Here enters Lovelock the playful futurist. Those who survive will be responsible for maintaining a high-tech, low-impact, low-energy society advanced enough to keep the flame of progress alive but small and smart enough to carefully husband what arable land remains. Lovelock guesses the rump human race will cluster around a few temperate islands in the far northern hemisphere, including his native U.K. He believes that if emergency preparations are made in time—he compares the present moment to 1939—and if the worst-case scenarios of geopolitical conflict are avoided—namely resource scrambles leading to global thermonuclear war—then something resembling a modern and even urban lifestyle could await the survivors. There may even be food critics in this future, which need not resemble a Soylent Green scenario of cannibalism and state-rationed crackers. This future civilization will synthesize food from CO2, nitrogen, water, and a few minerals. Simple amino acids and sugars, Lovelock cheerfully explains, can be used as feedstock for bulk animal and vegetable tissue created in chemical vats from biopsies. Yum!

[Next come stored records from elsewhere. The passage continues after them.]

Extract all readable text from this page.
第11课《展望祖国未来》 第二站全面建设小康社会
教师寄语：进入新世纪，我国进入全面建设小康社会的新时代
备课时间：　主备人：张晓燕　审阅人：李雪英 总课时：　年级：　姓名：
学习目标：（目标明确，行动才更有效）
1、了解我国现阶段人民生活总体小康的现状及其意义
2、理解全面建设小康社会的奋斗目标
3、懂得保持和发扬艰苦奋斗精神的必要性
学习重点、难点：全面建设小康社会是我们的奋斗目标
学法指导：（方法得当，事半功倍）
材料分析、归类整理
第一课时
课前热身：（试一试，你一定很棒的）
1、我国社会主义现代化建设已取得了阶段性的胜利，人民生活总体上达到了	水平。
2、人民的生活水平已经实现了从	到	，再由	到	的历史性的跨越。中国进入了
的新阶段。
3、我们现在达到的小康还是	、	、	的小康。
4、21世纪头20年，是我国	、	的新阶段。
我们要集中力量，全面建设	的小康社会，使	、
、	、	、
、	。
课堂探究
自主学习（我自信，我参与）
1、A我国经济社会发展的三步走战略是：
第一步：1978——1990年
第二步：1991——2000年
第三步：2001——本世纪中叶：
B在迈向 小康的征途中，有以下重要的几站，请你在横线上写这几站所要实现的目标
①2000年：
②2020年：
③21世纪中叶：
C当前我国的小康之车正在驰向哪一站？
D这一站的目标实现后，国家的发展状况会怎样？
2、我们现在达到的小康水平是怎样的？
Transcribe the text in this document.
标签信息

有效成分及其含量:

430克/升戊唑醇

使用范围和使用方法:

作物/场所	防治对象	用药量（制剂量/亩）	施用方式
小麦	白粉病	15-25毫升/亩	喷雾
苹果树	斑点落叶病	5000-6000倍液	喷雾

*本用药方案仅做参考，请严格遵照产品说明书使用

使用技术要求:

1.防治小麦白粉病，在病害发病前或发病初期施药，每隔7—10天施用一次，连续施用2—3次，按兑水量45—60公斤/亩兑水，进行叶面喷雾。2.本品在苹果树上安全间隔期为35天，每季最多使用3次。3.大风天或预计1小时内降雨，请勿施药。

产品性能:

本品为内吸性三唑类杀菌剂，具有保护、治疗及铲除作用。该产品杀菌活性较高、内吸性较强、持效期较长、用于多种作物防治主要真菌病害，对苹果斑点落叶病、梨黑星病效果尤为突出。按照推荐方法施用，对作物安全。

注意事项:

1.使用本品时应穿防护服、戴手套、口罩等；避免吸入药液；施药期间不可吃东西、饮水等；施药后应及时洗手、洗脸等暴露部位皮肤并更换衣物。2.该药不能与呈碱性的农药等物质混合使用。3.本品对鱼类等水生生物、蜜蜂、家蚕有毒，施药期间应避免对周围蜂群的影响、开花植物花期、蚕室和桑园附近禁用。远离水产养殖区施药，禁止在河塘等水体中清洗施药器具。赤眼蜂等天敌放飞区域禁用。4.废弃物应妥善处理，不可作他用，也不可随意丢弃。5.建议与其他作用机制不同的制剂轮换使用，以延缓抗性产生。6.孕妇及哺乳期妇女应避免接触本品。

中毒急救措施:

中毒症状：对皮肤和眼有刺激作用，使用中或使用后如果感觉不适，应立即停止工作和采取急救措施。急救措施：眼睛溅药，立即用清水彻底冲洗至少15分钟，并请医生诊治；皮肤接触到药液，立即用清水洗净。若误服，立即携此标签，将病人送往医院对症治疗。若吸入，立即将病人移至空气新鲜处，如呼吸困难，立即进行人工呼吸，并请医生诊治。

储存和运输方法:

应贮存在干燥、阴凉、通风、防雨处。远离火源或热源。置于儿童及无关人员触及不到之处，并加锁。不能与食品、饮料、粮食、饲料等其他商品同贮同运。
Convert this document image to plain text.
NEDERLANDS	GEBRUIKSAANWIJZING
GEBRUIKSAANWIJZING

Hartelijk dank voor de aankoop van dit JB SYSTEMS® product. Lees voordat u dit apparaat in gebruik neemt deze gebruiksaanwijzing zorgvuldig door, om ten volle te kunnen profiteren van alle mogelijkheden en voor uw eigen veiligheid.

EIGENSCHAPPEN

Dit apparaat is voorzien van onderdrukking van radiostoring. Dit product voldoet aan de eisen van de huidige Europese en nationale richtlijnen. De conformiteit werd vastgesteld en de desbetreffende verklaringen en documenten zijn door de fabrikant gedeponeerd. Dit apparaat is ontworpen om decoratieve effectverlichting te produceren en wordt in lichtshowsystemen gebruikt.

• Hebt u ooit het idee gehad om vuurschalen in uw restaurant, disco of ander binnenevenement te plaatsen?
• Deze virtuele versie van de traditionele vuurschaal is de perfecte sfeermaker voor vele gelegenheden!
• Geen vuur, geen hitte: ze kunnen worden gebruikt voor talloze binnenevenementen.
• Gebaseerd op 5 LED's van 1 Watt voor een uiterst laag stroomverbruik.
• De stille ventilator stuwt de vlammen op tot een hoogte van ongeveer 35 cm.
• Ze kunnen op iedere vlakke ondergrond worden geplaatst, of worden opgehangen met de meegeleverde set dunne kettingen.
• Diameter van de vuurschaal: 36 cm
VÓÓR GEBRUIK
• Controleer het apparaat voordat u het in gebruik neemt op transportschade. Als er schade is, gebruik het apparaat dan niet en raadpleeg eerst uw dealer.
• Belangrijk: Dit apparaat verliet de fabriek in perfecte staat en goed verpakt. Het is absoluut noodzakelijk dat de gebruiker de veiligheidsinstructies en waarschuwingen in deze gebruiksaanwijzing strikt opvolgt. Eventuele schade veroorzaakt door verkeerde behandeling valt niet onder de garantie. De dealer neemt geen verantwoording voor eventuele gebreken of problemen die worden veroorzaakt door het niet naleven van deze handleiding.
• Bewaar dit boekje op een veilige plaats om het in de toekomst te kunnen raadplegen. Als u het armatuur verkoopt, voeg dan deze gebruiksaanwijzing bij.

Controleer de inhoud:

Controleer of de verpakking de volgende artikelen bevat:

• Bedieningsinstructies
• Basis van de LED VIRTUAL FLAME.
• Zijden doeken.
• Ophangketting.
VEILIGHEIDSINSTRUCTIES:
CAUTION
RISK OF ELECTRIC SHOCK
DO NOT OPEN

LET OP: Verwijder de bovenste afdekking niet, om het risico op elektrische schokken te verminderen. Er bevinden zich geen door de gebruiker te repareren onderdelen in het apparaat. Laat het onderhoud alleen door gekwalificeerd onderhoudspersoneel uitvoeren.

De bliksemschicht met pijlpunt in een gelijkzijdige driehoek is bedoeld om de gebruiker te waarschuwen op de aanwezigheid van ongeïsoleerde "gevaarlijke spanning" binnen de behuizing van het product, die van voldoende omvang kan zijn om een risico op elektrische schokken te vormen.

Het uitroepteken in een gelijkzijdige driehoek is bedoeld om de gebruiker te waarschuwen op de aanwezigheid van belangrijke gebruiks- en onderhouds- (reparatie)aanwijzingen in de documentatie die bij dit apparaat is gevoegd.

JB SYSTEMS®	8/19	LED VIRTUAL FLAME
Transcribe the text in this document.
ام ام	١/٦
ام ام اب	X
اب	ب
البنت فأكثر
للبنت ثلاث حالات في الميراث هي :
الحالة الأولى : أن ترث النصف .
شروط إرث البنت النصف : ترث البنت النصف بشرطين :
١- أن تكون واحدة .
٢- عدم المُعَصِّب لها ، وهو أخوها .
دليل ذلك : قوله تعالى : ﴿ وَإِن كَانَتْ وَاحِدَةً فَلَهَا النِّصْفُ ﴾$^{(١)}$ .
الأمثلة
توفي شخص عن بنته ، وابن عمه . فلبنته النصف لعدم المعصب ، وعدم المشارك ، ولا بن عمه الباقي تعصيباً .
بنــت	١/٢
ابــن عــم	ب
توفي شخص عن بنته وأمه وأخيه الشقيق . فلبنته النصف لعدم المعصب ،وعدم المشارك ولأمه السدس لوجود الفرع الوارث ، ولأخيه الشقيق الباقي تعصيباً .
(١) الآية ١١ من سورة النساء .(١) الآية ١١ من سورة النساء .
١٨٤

A quarter century ago, Carl Sagan issued a strange and compelling plea for nuclear disarmament. He urged the superpowers to abolish their thermonuclear arsenals for the sake of mankind’s future evolution and eventual colonization of the galaxy. Echoing Sagan, Lovelock believes it is our duty as an intelligent race, the only one in the cosmic neighborhod, to survive. Only by carrying the flame of civilization into the next century will we have a chance to evolve beyond our current tribal-carnivore brains, which are dominated by short-term thinking and thus responsible for our current predicament. Whereas Sagan dreamed of alien contact, Lovelock's promised land is more humble: an evolved species capable of living in balance with Gaia. In the meantime, the Earth will grow and change, as it always has. Life will continue, humans included, even though billions will suffer and die. Gaia, an ageing planet, will roll into the new climate as best she can. In her wise generosity, she will even leave some hospitable land for us, the offending species, “to survive and to live in a way that gives evolution beyond us, into a wiser and more intelligent animal, a chance.”